Jobs Classic vs Jobs Serverless vs DBSQL who wins on TPC-DS?
A data-driven analysis challenging conventional wisdom about serverless compute
TL;DR We ran the full TPC-DS benchmark suite across three compute planes: Databricks serverless SQL warehouses, Databricks serverless Jobs Compute and Databricks classic Jobs Compute, using Apache JMeter for standardized load generation. The goal: quantify latency, throughput, scalability and cost-per-query under controlled realistic workloads. After running more than 4,750 TPC-DS queries the data shows that Jobs Classic beats both Jobs Serverless variants on cost, performance and consistency. The real TPC-DS winner? Serverless SQL warehouses. Read on for all the details.

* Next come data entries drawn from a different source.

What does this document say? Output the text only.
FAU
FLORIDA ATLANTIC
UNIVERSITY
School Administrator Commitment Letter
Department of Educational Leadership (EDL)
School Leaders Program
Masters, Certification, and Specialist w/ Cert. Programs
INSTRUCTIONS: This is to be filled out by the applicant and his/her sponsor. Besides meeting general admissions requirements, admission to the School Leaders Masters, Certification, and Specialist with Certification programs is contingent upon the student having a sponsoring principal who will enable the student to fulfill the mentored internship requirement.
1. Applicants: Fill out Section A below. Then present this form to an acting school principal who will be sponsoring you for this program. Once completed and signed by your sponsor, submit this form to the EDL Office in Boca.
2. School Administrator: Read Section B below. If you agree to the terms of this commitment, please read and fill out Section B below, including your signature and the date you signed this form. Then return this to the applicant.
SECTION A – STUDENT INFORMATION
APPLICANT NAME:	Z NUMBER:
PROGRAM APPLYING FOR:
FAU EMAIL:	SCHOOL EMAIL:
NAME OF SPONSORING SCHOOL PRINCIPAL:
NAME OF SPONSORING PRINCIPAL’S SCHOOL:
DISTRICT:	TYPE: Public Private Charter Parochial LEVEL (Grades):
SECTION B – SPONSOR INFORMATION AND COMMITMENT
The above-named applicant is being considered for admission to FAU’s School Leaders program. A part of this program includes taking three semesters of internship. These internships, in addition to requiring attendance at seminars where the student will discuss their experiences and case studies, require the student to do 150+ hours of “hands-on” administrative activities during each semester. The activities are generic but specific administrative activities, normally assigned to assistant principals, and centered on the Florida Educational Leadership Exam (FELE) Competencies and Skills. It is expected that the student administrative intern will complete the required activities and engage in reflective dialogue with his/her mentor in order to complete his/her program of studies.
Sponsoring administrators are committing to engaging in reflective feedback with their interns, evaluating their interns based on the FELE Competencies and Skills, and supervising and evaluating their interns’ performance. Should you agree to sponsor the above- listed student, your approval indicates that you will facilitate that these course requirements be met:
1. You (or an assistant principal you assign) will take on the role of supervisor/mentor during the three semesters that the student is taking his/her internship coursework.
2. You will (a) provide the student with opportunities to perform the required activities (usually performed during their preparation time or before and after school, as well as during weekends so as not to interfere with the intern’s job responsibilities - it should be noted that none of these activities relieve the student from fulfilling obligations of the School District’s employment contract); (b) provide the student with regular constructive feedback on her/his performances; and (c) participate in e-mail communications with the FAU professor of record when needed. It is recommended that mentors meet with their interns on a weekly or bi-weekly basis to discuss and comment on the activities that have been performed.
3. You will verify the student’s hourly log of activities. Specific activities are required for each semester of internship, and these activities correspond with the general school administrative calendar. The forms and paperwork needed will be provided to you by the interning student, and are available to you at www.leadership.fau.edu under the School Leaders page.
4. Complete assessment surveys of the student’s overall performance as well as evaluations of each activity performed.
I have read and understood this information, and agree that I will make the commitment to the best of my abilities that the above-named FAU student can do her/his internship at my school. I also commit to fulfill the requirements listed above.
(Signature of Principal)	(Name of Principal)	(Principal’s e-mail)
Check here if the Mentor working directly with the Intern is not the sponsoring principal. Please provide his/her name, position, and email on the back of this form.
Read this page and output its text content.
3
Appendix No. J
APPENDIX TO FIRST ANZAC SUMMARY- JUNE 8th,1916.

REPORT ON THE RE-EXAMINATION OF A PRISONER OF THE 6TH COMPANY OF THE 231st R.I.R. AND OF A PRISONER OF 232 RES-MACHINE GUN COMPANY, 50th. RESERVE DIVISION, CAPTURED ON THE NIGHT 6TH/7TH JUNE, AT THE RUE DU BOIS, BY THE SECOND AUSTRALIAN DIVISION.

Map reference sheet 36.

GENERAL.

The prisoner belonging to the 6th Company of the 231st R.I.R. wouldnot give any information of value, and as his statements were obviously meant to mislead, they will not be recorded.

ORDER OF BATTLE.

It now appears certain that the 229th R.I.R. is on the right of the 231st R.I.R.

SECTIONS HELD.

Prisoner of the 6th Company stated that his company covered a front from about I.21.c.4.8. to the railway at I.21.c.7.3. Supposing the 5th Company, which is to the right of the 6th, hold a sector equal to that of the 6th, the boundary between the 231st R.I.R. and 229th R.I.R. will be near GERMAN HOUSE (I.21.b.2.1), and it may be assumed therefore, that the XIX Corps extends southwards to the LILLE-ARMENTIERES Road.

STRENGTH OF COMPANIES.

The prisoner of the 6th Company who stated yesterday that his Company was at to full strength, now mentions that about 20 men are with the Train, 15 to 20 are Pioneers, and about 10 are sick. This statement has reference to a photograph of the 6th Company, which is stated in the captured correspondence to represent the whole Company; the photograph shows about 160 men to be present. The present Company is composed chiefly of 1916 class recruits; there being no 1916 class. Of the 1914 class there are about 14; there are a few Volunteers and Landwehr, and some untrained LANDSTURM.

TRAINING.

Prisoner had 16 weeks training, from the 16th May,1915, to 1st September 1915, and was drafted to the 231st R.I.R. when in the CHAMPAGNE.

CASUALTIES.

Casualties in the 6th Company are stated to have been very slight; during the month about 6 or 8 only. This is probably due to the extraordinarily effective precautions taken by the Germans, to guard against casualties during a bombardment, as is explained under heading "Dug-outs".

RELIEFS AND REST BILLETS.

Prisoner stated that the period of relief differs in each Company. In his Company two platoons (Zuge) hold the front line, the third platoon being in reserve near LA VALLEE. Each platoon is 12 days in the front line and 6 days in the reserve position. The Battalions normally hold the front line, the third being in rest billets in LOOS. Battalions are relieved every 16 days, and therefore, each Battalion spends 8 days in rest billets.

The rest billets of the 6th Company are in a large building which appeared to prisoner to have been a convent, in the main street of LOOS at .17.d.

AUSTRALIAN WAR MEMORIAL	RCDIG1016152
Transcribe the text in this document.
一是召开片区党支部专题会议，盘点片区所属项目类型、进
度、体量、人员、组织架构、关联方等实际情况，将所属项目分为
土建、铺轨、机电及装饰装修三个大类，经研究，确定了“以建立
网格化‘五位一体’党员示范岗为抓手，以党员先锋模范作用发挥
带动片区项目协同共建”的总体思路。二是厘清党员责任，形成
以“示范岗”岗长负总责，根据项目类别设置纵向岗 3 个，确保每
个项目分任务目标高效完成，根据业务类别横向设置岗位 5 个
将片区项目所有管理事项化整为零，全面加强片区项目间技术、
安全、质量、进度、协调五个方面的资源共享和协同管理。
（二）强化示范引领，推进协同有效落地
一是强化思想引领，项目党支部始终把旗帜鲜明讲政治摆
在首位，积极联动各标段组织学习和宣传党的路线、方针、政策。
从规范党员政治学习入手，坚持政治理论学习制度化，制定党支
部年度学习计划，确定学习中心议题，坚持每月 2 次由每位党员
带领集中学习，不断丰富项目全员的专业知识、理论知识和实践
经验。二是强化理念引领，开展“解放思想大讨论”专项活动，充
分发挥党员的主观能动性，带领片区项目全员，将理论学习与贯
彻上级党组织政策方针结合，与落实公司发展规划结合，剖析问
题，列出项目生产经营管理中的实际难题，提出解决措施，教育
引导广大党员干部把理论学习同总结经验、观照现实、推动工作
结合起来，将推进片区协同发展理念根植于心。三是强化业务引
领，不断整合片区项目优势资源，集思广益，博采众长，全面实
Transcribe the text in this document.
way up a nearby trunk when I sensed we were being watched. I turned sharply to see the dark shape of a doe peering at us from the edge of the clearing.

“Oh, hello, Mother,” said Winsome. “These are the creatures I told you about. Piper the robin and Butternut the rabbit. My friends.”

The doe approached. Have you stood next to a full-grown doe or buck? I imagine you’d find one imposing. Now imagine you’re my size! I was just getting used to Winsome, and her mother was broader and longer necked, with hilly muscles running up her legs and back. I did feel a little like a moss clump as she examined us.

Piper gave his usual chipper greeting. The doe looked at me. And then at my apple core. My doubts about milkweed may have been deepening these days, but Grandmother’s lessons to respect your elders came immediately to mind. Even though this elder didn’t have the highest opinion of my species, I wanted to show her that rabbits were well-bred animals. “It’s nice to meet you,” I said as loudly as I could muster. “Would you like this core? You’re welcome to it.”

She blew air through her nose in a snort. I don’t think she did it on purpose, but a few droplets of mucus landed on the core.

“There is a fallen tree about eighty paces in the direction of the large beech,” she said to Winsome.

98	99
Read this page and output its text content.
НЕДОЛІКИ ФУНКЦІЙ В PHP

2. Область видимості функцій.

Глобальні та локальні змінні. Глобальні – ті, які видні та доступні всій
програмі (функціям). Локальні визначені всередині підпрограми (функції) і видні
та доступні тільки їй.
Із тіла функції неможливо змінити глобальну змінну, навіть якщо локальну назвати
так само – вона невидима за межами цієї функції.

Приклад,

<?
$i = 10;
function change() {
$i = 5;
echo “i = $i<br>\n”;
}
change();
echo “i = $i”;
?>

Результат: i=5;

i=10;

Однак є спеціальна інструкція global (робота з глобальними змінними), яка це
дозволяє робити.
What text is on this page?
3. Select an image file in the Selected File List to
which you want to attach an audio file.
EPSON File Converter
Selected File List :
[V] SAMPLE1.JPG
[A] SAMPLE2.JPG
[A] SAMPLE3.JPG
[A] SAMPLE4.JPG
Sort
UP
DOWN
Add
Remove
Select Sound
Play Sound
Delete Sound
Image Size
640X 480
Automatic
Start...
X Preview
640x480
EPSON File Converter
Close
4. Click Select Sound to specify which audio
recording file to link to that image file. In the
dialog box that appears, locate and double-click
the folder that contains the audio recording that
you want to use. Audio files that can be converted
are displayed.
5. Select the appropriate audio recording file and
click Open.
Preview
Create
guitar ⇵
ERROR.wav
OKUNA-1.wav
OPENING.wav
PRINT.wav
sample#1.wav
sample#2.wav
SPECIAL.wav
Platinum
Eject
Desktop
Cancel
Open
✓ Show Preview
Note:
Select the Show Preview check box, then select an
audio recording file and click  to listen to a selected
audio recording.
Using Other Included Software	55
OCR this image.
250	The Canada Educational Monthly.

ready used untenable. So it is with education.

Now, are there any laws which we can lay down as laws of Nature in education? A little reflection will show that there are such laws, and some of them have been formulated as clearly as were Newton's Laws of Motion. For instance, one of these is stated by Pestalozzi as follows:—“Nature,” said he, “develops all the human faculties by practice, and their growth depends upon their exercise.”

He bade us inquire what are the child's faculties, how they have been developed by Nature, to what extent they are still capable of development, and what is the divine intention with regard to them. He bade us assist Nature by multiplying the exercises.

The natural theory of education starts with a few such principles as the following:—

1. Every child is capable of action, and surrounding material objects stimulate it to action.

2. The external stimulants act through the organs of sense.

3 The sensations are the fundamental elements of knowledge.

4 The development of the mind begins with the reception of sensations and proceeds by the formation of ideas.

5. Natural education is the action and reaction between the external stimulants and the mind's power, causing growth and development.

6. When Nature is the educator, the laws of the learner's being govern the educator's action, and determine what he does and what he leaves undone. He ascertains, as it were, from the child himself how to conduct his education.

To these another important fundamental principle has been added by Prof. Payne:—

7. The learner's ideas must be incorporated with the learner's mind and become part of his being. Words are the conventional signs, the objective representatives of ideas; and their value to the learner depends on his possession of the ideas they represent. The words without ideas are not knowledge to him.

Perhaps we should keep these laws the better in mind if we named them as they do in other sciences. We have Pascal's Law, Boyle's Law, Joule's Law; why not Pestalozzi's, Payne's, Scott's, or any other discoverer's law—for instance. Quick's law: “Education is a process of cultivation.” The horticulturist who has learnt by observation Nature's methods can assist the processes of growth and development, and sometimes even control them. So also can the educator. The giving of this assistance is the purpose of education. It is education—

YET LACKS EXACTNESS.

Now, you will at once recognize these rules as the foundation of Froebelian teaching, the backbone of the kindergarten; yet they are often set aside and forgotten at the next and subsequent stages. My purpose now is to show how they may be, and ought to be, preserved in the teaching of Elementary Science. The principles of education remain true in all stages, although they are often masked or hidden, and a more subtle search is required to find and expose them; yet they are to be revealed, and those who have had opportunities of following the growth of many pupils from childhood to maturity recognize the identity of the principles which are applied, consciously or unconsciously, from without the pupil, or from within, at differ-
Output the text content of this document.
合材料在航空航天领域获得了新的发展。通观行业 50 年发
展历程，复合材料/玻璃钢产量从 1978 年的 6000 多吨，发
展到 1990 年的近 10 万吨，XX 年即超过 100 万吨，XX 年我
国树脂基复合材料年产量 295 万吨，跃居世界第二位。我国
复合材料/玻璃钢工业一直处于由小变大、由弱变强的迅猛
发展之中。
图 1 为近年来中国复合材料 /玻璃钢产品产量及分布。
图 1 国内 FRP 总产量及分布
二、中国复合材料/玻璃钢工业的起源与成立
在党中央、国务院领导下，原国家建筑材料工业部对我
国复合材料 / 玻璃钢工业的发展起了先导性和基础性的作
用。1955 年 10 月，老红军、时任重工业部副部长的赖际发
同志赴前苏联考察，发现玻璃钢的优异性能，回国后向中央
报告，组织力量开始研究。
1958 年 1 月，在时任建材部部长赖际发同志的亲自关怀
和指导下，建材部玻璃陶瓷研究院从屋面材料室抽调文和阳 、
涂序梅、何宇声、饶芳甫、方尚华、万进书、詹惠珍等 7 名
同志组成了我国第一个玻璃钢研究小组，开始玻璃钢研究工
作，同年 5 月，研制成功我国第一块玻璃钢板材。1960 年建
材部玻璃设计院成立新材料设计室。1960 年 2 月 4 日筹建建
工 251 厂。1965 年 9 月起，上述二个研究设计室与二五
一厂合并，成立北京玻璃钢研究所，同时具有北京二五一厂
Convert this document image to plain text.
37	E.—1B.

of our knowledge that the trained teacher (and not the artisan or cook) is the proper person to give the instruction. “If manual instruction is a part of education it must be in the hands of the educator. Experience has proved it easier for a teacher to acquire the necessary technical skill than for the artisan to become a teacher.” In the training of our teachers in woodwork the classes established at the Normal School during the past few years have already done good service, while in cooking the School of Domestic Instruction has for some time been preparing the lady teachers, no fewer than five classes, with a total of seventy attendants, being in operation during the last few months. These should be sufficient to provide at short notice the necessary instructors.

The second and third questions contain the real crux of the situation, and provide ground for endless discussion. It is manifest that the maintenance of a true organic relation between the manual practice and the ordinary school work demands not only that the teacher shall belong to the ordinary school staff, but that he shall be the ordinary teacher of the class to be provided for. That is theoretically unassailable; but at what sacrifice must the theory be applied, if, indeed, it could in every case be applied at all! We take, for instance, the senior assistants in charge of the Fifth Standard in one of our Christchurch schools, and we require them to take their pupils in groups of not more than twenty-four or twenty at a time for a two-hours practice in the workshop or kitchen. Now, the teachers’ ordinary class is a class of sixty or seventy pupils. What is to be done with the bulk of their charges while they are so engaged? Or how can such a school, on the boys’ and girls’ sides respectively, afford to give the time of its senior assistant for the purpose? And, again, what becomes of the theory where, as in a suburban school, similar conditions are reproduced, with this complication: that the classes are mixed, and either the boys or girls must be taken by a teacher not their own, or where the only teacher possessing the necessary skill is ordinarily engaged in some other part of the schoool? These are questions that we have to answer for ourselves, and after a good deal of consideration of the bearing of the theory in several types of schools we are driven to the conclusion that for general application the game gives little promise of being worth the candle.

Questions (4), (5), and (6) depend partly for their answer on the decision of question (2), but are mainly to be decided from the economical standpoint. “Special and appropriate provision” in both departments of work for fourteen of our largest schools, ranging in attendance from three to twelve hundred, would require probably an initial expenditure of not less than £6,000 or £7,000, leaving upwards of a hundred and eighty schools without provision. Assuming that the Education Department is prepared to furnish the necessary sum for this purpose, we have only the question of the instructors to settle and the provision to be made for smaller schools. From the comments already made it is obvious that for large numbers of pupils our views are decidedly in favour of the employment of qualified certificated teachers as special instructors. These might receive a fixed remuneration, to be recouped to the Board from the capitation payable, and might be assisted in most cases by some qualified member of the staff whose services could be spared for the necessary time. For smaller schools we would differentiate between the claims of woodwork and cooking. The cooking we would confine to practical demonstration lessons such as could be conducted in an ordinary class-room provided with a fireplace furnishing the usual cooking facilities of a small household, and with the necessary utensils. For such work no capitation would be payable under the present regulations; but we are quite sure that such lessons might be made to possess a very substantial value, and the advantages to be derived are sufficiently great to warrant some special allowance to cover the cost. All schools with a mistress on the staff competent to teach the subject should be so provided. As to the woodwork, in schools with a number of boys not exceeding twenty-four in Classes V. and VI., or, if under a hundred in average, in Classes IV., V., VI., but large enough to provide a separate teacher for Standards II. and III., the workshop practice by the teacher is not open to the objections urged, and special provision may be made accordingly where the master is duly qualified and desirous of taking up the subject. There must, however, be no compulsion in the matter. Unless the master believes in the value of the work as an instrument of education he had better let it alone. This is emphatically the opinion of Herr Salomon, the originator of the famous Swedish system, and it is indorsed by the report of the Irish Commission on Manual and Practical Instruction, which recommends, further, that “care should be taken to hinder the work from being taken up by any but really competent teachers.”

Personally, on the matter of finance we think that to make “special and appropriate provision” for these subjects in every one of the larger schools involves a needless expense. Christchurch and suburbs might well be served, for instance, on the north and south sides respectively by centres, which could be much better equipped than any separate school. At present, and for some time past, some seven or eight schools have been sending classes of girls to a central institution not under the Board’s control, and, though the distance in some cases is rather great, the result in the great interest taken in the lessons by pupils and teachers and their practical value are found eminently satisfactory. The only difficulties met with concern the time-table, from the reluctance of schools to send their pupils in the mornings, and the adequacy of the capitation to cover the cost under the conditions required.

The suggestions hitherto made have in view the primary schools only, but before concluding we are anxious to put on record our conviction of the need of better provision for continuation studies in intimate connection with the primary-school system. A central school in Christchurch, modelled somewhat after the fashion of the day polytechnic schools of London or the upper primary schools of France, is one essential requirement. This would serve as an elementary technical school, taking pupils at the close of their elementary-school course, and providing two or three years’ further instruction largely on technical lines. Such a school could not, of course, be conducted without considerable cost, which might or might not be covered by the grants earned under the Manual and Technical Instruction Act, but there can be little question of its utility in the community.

Introduction: Questioning the narrative
Databricks Serverless is the next evolution in data processing. It is a managed compute service that automatically provisions clusters and comes with built-in autoscaling and zero cluster management. It offers a compelling solution for many, especially those new to Databricks: why deal with cluster configurations when serverless can handle everything for you?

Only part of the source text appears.